The hammer analogy doesn't make much sense because for a hammer we can actually use our scientific knowledge to compute the best possible way to hold the tool, and we can make instruments that are better than hammers, like pneumatic hammers, pile drivers, etc.
With your argument, we would be stuck with the good old, but basic hammer for the rest of time.
That seems like a different analogy; making better hammers is a different thing than understanding why holding a hammer a certain way works well. We did eventually invent enough physics to understand why we hold hammers where we do, but we got really far just experimenting without first principles. And even if we use first principles, we are going to discover a lot more by actually using the modified hand-held hammer and testing it, than necessarily hitting it out of the park with great physical modeling of the hammer and the biomechanics of the human body.
And in any case, I'm not saying we shouldn't search for deep understanding of what hyperparameters work on a first try, I'm just saying there's a good chance that even if the principles are fully discovered, it may be that calculating using those principles is more expensive than a bunch of experimentation and won't matter in the end.
That's the trick about science, it's more about finding the right question to answer than how to find answers, and often times the best questions only become apparent afterwards.
> Like picking hyperparamters - time and time again I've asked experts/trainers/colleagues: "How do I know what type of model to use? How many layers? How many nodes per layer? Dropout or not?" etc etc And the answer is always along the lines of "just try a load of stuff and pick the one that works best".
> To me, that feels weird and worrying. It's like we don't yet understand ML properly yet to definitively say, for a given data set, what sort of model we'll need.
This embodies the very fundamental difference between science and engineering. With science, you make a discovery, but rarely do we ask "what was the magical combination that let me find the needle in the haystack today?" We instead just pass on the needle and show everyone we found it.
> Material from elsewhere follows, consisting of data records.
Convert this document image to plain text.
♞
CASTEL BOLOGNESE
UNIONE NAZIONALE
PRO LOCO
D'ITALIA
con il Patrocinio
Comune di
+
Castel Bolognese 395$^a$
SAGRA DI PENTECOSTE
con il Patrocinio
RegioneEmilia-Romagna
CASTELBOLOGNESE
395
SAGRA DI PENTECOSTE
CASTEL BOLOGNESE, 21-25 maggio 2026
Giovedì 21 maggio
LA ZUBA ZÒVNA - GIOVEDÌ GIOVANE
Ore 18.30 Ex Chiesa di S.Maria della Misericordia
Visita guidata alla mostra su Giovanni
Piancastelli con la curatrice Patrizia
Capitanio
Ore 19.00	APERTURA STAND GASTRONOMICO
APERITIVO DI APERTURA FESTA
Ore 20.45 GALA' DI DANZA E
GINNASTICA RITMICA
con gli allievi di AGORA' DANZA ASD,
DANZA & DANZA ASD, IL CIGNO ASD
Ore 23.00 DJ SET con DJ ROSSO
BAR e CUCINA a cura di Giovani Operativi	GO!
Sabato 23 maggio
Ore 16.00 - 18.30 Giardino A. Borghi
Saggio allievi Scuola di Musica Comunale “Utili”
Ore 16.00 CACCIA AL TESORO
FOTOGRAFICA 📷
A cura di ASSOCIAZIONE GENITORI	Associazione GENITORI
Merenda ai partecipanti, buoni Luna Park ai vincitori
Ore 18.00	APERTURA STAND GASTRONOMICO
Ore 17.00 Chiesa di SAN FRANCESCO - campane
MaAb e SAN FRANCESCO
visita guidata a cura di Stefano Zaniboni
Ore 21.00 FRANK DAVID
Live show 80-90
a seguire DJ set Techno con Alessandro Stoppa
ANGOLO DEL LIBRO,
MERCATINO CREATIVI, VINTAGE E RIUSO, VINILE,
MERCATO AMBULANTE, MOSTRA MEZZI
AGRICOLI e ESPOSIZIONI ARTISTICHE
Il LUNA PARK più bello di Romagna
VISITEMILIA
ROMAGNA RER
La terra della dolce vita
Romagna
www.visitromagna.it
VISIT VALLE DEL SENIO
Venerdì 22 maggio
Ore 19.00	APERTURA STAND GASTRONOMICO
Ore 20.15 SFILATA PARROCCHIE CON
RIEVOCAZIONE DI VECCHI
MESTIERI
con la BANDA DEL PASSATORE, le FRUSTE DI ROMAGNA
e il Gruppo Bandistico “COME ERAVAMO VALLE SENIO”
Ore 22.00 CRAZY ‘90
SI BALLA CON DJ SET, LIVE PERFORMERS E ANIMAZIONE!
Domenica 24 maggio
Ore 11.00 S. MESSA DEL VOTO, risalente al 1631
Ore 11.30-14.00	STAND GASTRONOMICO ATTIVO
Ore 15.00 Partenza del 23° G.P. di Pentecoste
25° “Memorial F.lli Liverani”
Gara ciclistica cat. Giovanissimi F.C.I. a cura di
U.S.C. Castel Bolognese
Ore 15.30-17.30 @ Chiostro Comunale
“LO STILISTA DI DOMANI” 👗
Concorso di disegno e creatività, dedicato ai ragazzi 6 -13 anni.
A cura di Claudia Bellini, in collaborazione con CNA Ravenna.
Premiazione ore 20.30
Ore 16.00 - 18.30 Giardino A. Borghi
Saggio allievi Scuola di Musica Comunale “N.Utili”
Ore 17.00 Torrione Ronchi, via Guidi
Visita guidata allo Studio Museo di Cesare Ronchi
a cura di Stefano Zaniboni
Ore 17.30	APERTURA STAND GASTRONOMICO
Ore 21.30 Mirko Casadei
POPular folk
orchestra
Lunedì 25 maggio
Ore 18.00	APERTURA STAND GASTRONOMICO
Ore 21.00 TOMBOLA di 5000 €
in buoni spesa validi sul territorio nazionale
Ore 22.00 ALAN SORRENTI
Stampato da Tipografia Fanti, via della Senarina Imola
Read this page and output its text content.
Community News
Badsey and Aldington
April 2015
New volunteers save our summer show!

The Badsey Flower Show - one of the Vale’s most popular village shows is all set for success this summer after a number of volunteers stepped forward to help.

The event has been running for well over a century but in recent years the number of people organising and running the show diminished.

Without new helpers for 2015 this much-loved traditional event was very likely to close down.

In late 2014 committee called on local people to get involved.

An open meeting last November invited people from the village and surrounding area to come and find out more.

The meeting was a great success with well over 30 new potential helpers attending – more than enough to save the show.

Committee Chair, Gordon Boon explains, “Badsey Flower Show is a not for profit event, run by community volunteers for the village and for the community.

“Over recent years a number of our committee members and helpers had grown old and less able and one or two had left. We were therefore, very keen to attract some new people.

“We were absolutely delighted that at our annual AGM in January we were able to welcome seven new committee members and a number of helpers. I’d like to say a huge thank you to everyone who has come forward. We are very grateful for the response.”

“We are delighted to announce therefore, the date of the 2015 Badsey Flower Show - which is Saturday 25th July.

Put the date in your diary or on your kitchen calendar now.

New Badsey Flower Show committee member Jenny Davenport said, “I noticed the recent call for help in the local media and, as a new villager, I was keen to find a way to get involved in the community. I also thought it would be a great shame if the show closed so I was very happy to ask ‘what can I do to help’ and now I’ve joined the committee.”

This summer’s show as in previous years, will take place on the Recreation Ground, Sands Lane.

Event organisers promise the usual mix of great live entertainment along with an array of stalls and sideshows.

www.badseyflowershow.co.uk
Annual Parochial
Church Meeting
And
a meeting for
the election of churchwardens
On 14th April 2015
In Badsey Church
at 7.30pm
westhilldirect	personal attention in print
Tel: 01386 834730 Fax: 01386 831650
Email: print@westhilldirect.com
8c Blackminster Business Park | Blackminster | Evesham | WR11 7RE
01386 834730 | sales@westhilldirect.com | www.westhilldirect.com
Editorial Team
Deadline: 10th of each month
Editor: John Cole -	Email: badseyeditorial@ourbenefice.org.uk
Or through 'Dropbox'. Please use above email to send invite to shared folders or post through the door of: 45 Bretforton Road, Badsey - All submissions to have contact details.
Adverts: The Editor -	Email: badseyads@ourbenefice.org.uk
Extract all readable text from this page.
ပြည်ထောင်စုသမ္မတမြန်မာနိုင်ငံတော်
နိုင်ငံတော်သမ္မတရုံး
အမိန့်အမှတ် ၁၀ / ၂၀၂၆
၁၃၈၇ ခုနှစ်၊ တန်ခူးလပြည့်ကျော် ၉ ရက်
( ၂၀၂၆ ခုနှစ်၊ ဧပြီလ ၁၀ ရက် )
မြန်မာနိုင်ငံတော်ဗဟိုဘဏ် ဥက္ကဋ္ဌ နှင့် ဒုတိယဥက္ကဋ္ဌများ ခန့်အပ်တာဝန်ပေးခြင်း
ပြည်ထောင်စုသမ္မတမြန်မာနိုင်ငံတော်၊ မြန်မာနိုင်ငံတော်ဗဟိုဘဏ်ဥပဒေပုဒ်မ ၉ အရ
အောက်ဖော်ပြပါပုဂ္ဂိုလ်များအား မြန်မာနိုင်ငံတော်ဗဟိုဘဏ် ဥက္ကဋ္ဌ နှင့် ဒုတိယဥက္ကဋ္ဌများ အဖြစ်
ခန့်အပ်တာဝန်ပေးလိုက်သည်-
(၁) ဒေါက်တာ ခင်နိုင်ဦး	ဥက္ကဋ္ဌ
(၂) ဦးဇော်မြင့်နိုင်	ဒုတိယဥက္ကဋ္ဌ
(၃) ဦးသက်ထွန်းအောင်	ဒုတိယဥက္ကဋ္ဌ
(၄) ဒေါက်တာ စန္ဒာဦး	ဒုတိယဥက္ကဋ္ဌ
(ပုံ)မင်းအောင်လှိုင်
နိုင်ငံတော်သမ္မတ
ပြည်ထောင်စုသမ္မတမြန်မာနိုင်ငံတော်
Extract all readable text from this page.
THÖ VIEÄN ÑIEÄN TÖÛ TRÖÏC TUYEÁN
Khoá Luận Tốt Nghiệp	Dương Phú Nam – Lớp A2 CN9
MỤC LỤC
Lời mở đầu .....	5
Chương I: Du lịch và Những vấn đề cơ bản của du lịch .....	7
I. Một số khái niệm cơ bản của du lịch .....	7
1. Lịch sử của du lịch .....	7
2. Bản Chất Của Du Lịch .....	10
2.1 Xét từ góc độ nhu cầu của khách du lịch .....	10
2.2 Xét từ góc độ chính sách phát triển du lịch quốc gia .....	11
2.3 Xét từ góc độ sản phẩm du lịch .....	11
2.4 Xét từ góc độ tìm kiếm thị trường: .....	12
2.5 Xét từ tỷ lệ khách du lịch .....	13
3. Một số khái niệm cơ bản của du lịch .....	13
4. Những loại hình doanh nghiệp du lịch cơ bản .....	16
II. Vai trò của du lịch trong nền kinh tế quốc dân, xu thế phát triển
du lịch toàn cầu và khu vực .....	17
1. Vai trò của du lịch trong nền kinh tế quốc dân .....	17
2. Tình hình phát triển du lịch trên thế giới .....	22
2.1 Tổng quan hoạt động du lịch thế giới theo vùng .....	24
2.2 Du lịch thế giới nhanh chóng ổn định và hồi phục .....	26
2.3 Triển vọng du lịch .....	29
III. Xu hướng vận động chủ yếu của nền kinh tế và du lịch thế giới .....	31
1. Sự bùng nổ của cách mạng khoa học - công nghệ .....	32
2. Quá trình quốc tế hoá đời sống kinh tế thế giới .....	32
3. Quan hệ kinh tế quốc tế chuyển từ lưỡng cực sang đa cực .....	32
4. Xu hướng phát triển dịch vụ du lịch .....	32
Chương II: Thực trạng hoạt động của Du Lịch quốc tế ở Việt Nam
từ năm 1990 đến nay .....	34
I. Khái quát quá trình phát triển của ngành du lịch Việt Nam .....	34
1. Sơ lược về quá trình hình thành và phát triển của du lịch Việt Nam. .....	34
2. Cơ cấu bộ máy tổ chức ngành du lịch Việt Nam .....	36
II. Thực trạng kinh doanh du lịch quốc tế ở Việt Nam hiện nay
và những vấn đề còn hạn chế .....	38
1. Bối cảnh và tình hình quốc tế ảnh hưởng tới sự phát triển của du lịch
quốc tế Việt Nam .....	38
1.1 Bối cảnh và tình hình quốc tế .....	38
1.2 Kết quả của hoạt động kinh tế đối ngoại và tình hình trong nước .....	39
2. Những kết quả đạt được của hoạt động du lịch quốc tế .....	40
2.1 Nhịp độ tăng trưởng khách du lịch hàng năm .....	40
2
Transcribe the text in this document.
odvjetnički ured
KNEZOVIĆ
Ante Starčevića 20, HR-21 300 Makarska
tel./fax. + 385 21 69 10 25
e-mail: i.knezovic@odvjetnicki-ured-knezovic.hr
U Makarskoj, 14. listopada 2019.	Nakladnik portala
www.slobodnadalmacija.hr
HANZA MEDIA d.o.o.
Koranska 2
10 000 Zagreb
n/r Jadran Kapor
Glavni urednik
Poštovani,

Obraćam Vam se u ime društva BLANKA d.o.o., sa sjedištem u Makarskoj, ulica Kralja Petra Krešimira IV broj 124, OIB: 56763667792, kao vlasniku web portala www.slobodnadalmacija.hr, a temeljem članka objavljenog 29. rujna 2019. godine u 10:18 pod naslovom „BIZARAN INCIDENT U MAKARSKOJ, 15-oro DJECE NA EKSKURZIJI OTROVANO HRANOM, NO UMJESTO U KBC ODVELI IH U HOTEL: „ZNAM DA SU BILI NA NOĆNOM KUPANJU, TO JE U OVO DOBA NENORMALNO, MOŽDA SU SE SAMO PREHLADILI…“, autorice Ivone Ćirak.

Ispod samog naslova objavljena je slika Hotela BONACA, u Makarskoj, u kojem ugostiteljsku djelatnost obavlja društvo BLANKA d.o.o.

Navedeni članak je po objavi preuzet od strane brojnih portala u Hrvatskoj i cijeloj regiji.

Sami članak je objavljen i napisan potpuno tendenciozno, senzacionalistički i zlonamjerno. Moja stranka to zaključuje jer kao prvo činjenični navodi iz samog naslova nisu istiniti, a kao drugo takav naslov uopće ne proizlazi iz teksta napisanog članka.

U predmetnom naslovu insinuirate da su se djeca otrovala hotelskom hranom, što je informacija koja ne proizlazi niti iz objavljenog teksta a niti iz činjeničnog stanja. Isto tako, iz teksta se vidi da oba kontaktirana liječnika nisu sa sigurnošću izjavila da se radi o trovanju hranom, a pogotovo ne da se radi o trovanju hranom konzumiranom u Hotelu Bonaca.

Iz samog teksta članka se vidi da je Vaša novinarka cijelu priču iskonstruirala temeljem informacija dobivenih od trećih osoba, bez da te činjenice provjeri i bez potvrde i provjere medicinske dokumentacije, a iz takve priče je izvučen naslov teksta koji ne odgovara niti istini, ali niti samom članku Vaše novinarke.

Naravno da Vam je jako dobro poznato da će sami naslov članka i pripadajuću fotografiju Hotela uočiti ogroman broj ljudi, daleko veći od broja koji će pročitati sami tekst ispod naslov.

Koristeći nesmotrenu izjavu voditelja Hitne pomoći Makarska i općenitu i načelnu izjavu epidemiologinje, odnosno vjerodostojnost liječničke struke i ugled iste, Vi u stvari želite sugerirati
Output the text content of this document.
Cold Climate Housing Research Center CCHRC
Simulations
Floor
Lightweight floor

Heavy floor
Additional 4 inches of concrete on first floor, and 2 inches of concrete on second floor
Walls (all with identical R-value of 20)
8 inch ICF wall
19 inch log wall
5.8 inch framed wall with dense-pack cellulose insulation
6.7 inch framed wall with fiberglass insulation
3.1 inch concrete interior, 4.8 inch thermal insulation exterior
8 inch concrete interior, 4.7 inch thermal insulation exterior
Should we work on finding out the magic behind hyperparameters? In bioinformatics, the brilliant mathematician Lior Pachter once attacked the problem of sequence alignment using the tools of tropical algebra: what parameters to the alignment algorithms resulted in which regimes of solutions? It was beautiful. It was great to understand. But I'm not sure if it even ever got published (though it likely did). Having reasonable parameters is more important than understanding how to pick them from first principles, because even if you know all the possible output regimes for different segments of the hyper parameter space, really the only thing we care about is getting a functionally trained model at the end.
Sometimes deeper understanding provides deeper insights to the problems at hand. But often, they don't, even when the deeper understanding is beautiful. If the hammer works when you hold it a certain way, that's great, but understanding all possible ways to hold a hammer doesn't always help get the nail in better.